In his judgment, Mr Justice Kerr decided that it was lawful for the Local Authority to perform its public sector equality duty on a “rolling” basis, that is, by monitoring the impact on disabled people and those with other protected characteristics, during the roll-out and operation of the LTNs. However, he stressed that:
- “…a decision maker who decides to proceed with equality impact assessment on a rolling basis, does so at their peril. The legislation and case law does not preclude rolling assessment as a matter of law; but neither do they legitimise it for all cases. The more “evolutionary” the function being exercised, the more readily a rolling assessment approach may be justified. Conversely, for a “one off” function, it is hard to see how it could be justified.
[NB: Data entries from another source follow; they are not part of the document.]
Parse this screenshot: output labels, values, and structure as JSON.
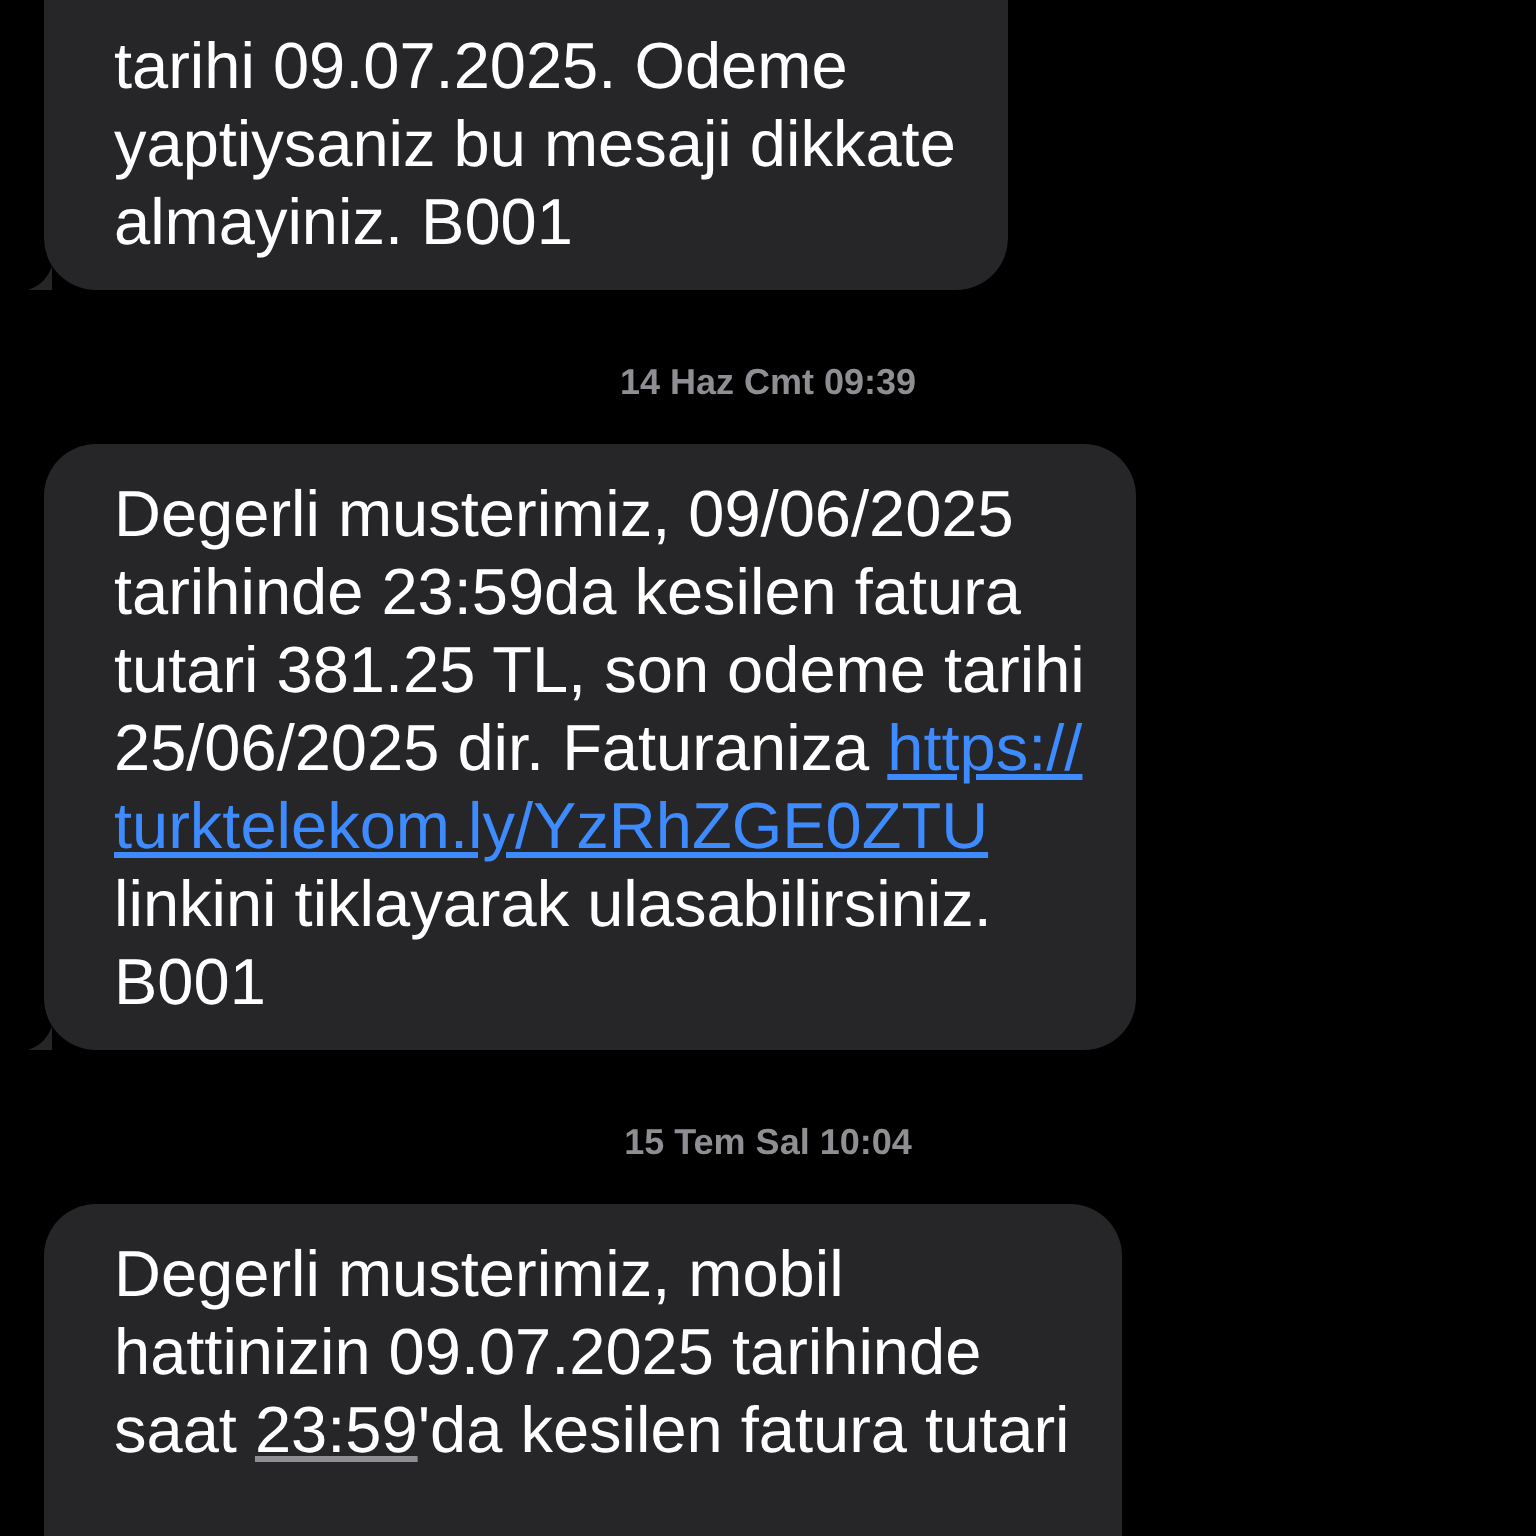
{
  "messages": [
    {
      "lines": [
        [
          {
            "kind": "text",
            "text": "tarihi 09.07.2025. Odeme"
          }
        ],
        [
          {
            "kind": "text",
            "text": "yaptiysaniz bu mesaji dikkate"
          }
        ],
        [
          {
            "kind": "text",
            "text": "almayiniz. B001"
          }
        ]
      ]
    },
    {
      "timestamp": "14 Haz Cmt 09:39",
      "lines": [
        [
          {
            "kind": "text",
            "text": "Degerli musterimiz, 09/06/2025"
          }
        ],
        [
          {
            "kind": "text",
            "text": "tarihinde 23:59da kesilen fatura"
          }
        ],
        [
          {
            "kind": "text",
            "text": "tutari 381.25 TL, son odeme tarihi"
          }
        ],
        [
          {
            "kind": "text",
            "text": "25/06/2025 dir. Faturaniza "
          },
          {
            "kind": "link",
            "text": "https://"
          }
        ],
        [
          {
            "kind": "link",
            "text": "turktelekom.ly/YzRhZGE0ZTU"
          }
        ],
        [
          {
            "kind": "text",
            "text": "linkini tiklayarak ulasabilirsiniz."
          }
        ],
        [
          {
            "kind": "text",
            "text": "B001"
          }
        ]
      ]
    },
    {
      "timestamp": "15 Tem Sal 10:04",
      "lines": [
        [
          {
            "kind": "text",
            "text": "Degerli musterimiz, mobil"
          }
        ],
        [
          {
            "kind": "text",
            "text": "hattinizin 09.07.2025 tarihinde"
          }
        ],
        [
          {
            "kind": "text",
            "text": "saat "
          },
          {
            "kind": "detected",
            "text": "23:59"
          },
          {
            "kind": "text",
            "text": "'da kesilen fatura tutari"
          }
        ]
      ]
    }
  ]
}
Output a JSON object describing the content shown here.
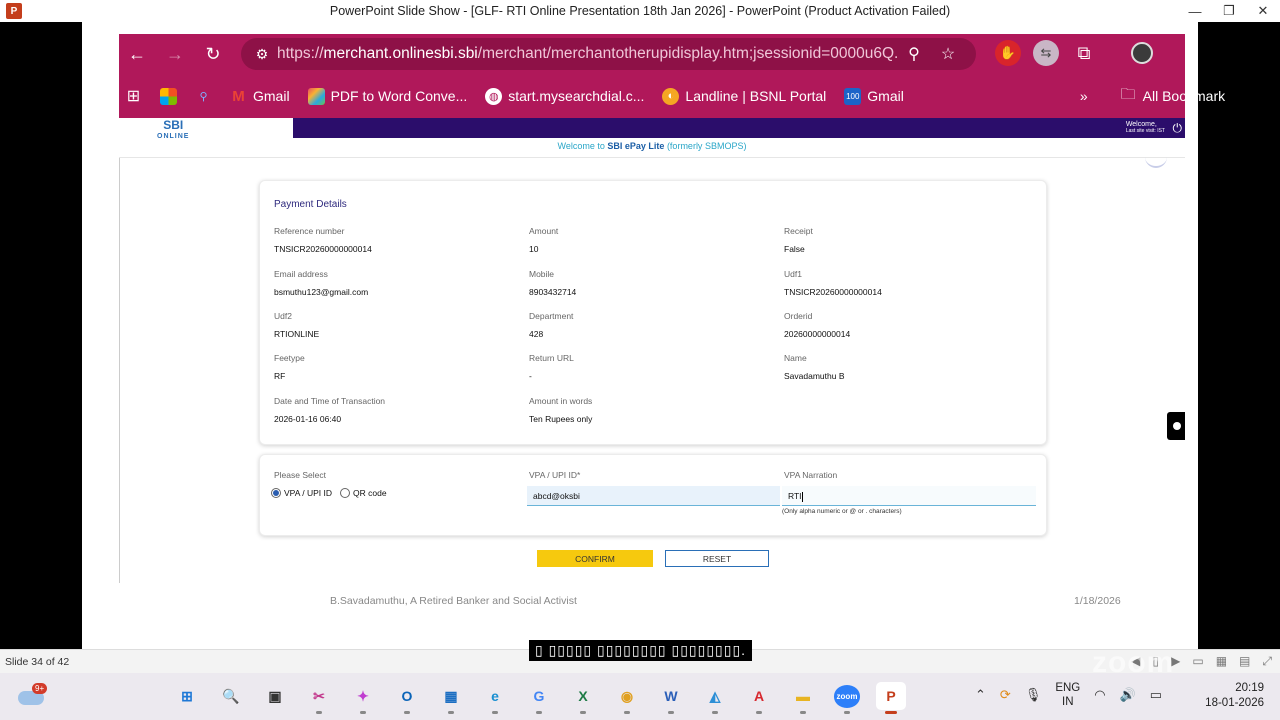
{
  "powerpoint": {
    "logo": "P",
    "title": "PowerPoint Slide Show - [GLF- RTI Online Presentation 18th Jan 2026] - PowerPoint (Product Activation Failed)",
    "slide_indicator": "Slide 34 of 42",
    "footer_left": "B.Savadamuthu, A Retired Banker and Social Activist",
    "footer_right": "1/18/2026",
    "caption": "▯ ▯▯▯▯▯ ▯▯▯▯▯▯▯▯ ▯▯▯▯▯▯▯▯."
  },
  "browser": {
    "url_prefix": "https://",
    "url_domain": "merchant.onlinesbi.sbi",
    "url_path": "/merchant/merchantotherupidisplay.htm;jsessionid=0000u6Q...",
    "bookmarks": [
      {
        "label": "Gmail",
        "icon": "gmail-icon"
      },
      {
        "label": "PDF to Word Conve...",
        "icon": "pdf-to-word-icon"
      },
      {
        "label": "start.mysearchdial.c...",
        "icon": "globe-icon"
      },
      {
        "label": "Landline | BSNL Portal",
        "icon": "bsnl-icon"
      },
      {
        "label": "Gmail",
        "icon": "hundred-icon"
      }
    ],
    "all_bookmarks": "All Bookmark",
    "more": "»"
  },
  "sbi": {
    "logo_text": "SBI",
    "logo_sub": "ONLINE",
    "welcome": "Welcome,",
    "last_visit": "Last site visit: IST",
    "welcome_strip_pre": "Welcome to ",
    "welcome_strip_brand": "SBI ePay Lite",
    "welcome_strip_post": " (formerly SBMOPS)"
  },
  "payment_details": {
    "title": "Payment Details",
    "fields": [
      {
        "label": "Reference number",
        "value": "TNSICR20260000000014"
      },
      {
        "label": "Amount",
        "value": "10"
      },
      {
        "label": "Receipt",
        "value": "False"
      },
      {
        "label": "Email address",
        "value": "bsmuthu123@gmail.com"
      },
      {
        "label": "Mobile",
        "value": "8903432714"
      },
      {
        "label": "Udf1",
        "value": "TNSICR20260000000014"
      },
      {
        "label": "Udf2",
        "value": "RTIONLINE"
      },
      {
        "label": "Department",
        "value": "428"
      },
      {
        "label": "Orderid",
        "value": "20260000000014"
      },
      {
        "label": "Feetype",
        "value": "RF"
      },
      {
        "label": "Return URL",
        "value": "-"
      },
      {
        "label": "Name",
        "value": "Savadamuthu B"
      },
      {
        "label": "Date and Time of Transaction",
        "value": "2026-01-16 06:40"
      },
      {
        "label": "Amount in words",
        "value": "Ten Rupees only"
      }
    ]
  },
  "upi": {
    "please_select": "Please Select",
    "option_vpa": "VPA / UPI ID",
    "option_qr": "QR code",
    "selected": "VPA / UPI ID",
    "vpa_label": "VPA / UPI ID*",
    "vpa_value": "abcd@oksbi",
    "narration_label": "VPA Narration",
    "narration_value": "RTI",
    "narration_hint": "(Only alpha numeric or @ or . characters)",
    "confirm": "CONFIRM",
    "reset": "RESET"
  },
  "taskbar": {
    "weather_badge": "9+",
    "apps": [
      {
        "name": "start-button",
        "glyph": "⊞",
        "color": "#1e78d6"
      },
      {
        "name": "search-icon",
        "glyph": "🔍",
        "color": "#1e5fb0"
      },
      {
        "name": "task-view-icon",
        "glyph": "▣",
        "color": "#333"
      },
      {
        "name": "snipping-tool-icon",
        "glyph": "✂",
        "color": "#c2388c"
      },
      {
        "name": "copilot-icon",
        "glyph": "✦",
        "color": "#c03dd0"
      },
      {
        "name": "outlook-icon",
        "glyph": "O",
        "color": "#0a64b8"
      },
      {
        "name": "store-icon",
        "glyph": "▦",
        "color": "#1b6ec2"
      },
      {
        "name": "edge-icon",
        "glyph": "e",
        "color": "#1a8fd1"
      },
      {
        "name": "google-icon",
        "glyph": "G",
        "color": "#4285f4"
      },
      {
        "name": "excel-icon",
        "glyph": "X",
        "color": "#1d7a45"
      },
      {
        "name": "chrome-icon",
        "glyph": "◉",
        "color": "#e0a021"
      },
      {
        "name": "word-icon",
        "glyph": "W",
        "color": "#2b5fb8"
      },
      {
        "name": "photos-icon",
        "glyph": "◭",
        "color": "#2d8fd6"
      },
      {
        "name": "acrobat-icon",
        "glyph": "A",
        "color": "#d7282f"
      },
      {
        "name": "file-explorer-icon",
        "glyph": "▬",
        "color": "#e8b422"
      },
      {
        "name": "zoom-icon",
        "glyph": "zoom",
        "color": "#2d7ff9"
      },
      {
        "name": "powerpoint-icon",
        "glyph": "P",
        "color": "#c43e1c"
      }
    ],
    "lang_top": "ENG",
    "lang_bottom": "IN",
    "time": "20:19",
    "date": "18-01-2026"
  },
  "watermark": "zoom"
}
- So that this judgment is not misunderstood, I should make it clear that I am not deciding that equality impact assessment on a rolling basis is always acceptable where the function being exercised is to initiate an experiment, as in the case of a decision to make an ETO. It may or may not be on the facts, depending in each case whether such regard (if any) that was had to the equality objectives in section 149(1) of the 2010 Act was sufficient to pass the test of being “due regard” to those objectives.
- Here, it was acceptable because of unusual factual features: the urgency expressed in the statutory guidance, the near stasis of public transport and the need to restrain vehicle traffic in residential areas to allow walking and cycling to flourish. Those factors (all caused by the prevalence of the virus) propelled Lambeth to curtail its research and truncate the timescale, using ETOs. Had those factors been absent, Mr Dosunmu’s (the relevant decision maker’s) approach to equality assessment might well not have passed the “due regard” test.
The Claimant has been granted permission to appeal on the public sector equality ground. When granting permission to appeal, Mr Justice Kerr recognised that, given that LTNs are proliferating and there are a number of stayed cases, a decision of the Court of Appeal would provide more authoritative and higher level guidance, which could help resolve other cases.
The Court also found that the Local Authority had complied with its duty to consult in advance of making the traffic orders, that the traffic orders were genuinely experimental, and that the Local Authority had considered and struck a proper balance between the movement of traffic and the effect on local amenities when making the traffic orders.
Anne-Marie Irwin, Partner at Rook Irwin Sweeney and consultant at Scott-Moncrieff and Associates, acted for the Claimant.
Rook Irwin Sweeney also act for two disabled children in the London Borough of Hackney, who challenge the Local Authority’s decision to introduce “School Streets”, which close roads to through-traffic during the school-run. They argue that the road closures severely hamper their ability to travel to and from the special school they attend.